Não é um álbum de retratos, mas bem poderia ser: há nele figuras bastantes para o compor, a começar pelo núcleo familiar: o “pai carola”, luminoso e indomesticável, amante de montes e vales e da ida ao fundo das coisas; uma mãe não menos carola, com nome comprido, avessa a festas e nada surda ao apelo dos sapatos, meticulosamente guardados em sobrepostas caixas de cartão, num alinho que o olhar transfigurador do miúdo JAS fazia coincidir com “os parques de contentores que existem nos portos”; o tio historiador José Hermano Saraiva; um irmão inventor do concurso antipalavrão (e se doía!). Ao pai, o ensaísta, crítico e historiador da literatura portuguesa António José Saraiva, surgido aqui em definidas pinceladas que misturam as tintas da razão com as do coração, à maneira de um puzzle cujo contorno gradualmente se vai definindo, dedica o fundador do Sol um espaço apreciável. Recorda, com contida comoção, os encontros em desconhecidas estações de comboio: “Quando éramos nós a chegar primeiro, já sabíamos que, na altura em que víssemos um monte de tralha a avançar sozinho pela gare, era o nosso pai”.
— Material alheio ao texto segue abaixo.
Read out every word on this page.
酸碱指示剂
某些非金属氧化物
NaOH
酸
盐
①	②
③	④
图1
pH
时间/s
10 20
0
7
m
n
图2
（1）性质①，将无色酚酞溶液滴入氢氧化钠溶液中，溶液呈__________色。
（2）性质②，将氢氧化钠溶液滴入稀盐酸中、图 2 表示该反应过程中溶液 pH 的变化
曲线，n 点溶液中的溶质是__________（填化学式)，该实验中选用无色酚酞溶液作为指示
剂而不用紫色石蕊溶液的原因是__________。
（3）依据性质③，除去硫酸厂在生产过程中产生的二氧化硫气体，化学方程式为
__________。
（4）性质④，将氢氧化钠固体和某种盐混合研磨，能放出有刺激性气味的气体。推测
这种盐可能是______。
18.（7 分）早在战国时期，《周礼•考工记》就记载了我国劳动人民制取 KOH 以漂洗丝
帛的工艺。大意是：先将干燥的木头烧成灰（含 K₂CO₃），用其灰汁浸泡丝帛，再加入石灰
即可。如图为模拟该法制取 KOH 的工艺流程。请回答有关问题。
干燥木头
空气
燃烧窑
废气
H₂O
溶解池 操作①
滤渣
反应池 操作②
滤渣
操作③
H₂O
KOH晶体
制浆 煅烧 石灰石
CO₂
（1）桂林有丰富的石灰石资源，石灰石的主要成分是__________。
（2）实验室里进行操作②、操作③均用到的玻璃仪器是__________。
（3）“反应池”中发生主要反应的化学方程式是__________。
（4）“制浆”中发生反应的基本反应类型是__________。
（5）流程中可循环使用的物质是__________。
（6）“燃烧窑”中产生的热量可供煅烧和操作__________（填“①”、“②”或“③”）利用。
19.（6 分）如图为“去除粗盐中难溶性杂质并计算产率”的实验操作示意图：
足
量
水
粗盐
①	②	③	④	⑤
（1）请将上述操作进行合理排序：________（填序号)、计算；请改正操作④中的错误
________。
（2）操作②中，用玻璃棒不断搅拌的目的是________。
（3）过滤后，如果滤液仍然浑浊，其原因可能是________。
Depois há as figuras públicas, e se de algumas nos é dado apenas um breve perfil – o suficiente para as tirar pela pinta -, outras erguem-se de corpo inteiro em poucas penadas. É o caso de José Oliveira Costa, secretário de estado das Finanças, futuro líder do BPN, captado contra um fundo esmorecido, lúgubre, a combinar com a farpela enverrugada, e emoldurado por papéis e mais papéis: “Um homem de rosto chupado e corpo franzino, quase enfezado. Correspondia perfeitamente ao tipo físico do burocrata que era suposto encontrar naquele cargo: fato completo amarrotado de cor cinzenta, ar algo resignado mas aparentando total dedicação à causa pública e aos interesses do patrão: o Estado”. Marinho e Pinto, enérgico, sem molduras nem resguardos, é outro dos retratados. Com Vicente Jorge Silva, forma uma espécie de díptico positivo, o único. O gosto da nitidez, por vezes quase telegráfica, não exclui a subjetividade de um espírito subtilmente irónico que não recua diante da fronteira do politicamente incorreto nem das palavras que o capitalismo procurou tirar do uso: secretária, empregado…
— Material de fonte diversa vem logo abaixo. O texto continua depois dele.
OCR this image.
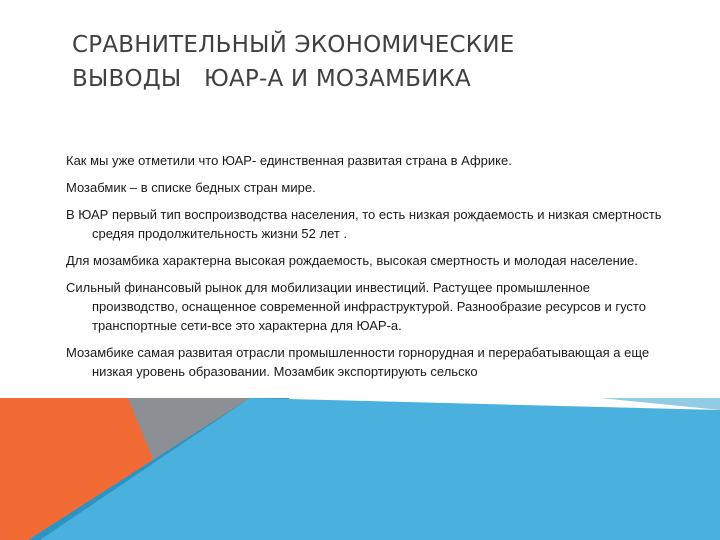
СРАВНИТЕЛЬНЫЙ ЭКОНОМИЧЕСКИЕ
ВЫВОДЫ   ЮАР-А И МОЗАМБИКА
Как мы уже отметили что ЮАР- единственная развитая страна в Африке.
Мозабмик – в списке бедных стран мире.
В ЮАР первый тип воспроизводства населения, то есть низкая рождаемость и низкая смертность средяя продолжительность жизни 52 лет .
Для мозамбика характерна высокая рождаемость, высокая смертность и молодая население.
Сильный финансовый рынок для мобилизации инвестиций. Растущее промышленное производство, оснащенное современной инфраструктурой. Разнообразие ресурсов и густо транспортные сети-все это характерна для ЮАР-а.
Мозамбике самая развитая отрасли промышленности горнорудная и перерабатывающая а еще низкая уровень образовании. Мозамбик экспортирують сельско
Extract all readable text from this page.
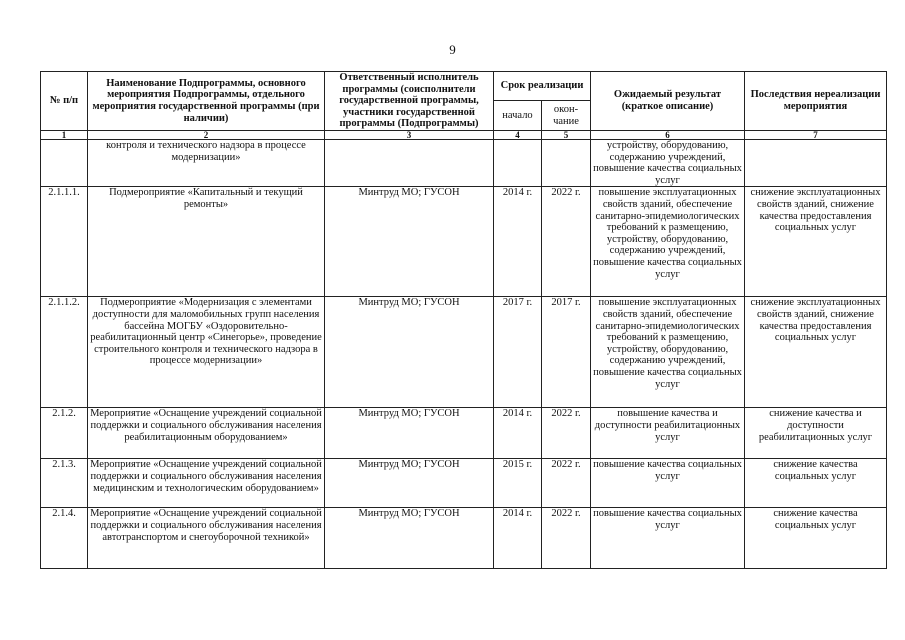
9
№ п/п	Наименование Подпрограммы, основного мероприятия Подпрограммы, отдельного мероприятия государственной программы (при наличии)	Ответственный исполнитель программы (соисполнители государственной программы, участники государственной программы (Подпрограммы)	Срок реализации		Ожидаемый результат (краткое описание)	Последствия нереализации мероприятия
			начало	окон-чание		
1	2	3	4	5	6	7
	контроля и технического надзора в процессе модернизации»				устройству, оборудованию, содержанию учреждений, повышение качества социальных услуг	
2.1.1.1.	Подмероприятие «Капитальный и текущий ремонты»	Минтруд МО; ГУСОН	2014 г.	2022 г.	повышение эксплуатационных свойств зданий, обеспечение санитарно-эпидемиологических требований к размещению, устройству, оборудованию, содержанию учреждений, повышение качества социальных услуг	снижение эксплуатационных свойств зданий, снижение качества предоставления социальных услуг
2.1.1.2.	Подмероприятие «Модернизация с элементами доступности для маломобильных групп населения бассейна МОГБУ «Оздоровительно-реабилитационный центр «Синегорье», проведение строительного контроля и технического надзора в процессе модернизации»	Минтруд МО; ГУСОН	2017 г.	2017 г.	повышение эксплуатационных свойств зданий, обеспечение санитарно-эпидемиологических требований к размещению, устройству, оборудованию, содержанию учреждений, повышение качества социальных услуг	снижение эксплуатационных свойств зданий, снижение качества предоставления социальных услуг
2.1.2.	Мероприятие «Оснащение учреждений социальной поддержки и социального обслуживания населения реабилитационным оборудованием»	Минтруд МО; ГУСОН	2014 г.	2022 г.	повышение качества и доступности реабилитационных услуг	снижение качества и доступности реабилитационных услуг
2.1.3.	Мероприятие «Оснащение учреждений социальной поддержки и социального обслуживания населения медицинским и технологическим оборудованием»	Минтруд МО; ГУСОН	2015 г.	2022 г.	повышение качества социальных услуг	снижение качества социальных услуг
2.1.4.	Мероприятие «Оснащение учреждений социальной поддержки и социального обслуживания населения автотранспортом и снегоуборочной техникой»	Минтруд МО; ГУСОН	2014 г.	2022 г.	повышение качества социальных услуг	снижение качества социальных услуг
Há também retratos de anónimos, alguns deles dignificados nos seus pequenos gestos só aparentemente desimportantes, que são traçados à maneira de pequenas odes e louvores. E interessante é observar que a algumas das pessoas anónimas que aqui fazem a sua aparição somaria o autor as falas, quer dizer, cede-lhes a voz, dá-lhes autonomia vocal, carnalidade, relevo. É o caso do polícia que lhe promete o improvável: “Tenho lá a saca de carvão para o doutor. Se soubesse que o via tinha-a trazido…” Convém incluir também no álbum o “homem pós-tecnológico”, sempre sem tempo, empenhado em nadas, culturalmente malnutrido: “Debica[m] na informação como as galinhas comem o milho: grão aqui, grão ali”, sendo alguns incapazes de cacarejar sequer o ano em que foi implantada a nossa República – “Um mais afoito ainda atirou uma data: 1976”. Parece decalcado da ficção, o homem do futuro. Ei-lo, em “ação”: um indivíduo que não sai da frente do ecrã do computador, exercendo a profissão a partir dali, recolhendo informação na internet, relacionando-se com amigos através das redes sociais, encomendando as compras por email, fazendo sexo virtual, vendo filmes, jogando videojogos… Ora, hoje já há quem viva quase assim. Esta terrível imagem de ficção já faz parte da atualidade. Mas será isto viver?”
A soma dos episódios em que participam estas figuras vem compor o retrato do próprio José António Saraiva: olhar de ver para longe e para lá, nariz torcido à pose, ao artificial, a bata branca do analista político trocada por um fato mais provocatório, aberto às zonas mais finas da paleta do humor. Muitos são os laços que de tantas maneiras o ligam aos outros: a perplexidade, a estranheza, a incompreensão, a admiração, a gratidão, a irritação, a mágoa.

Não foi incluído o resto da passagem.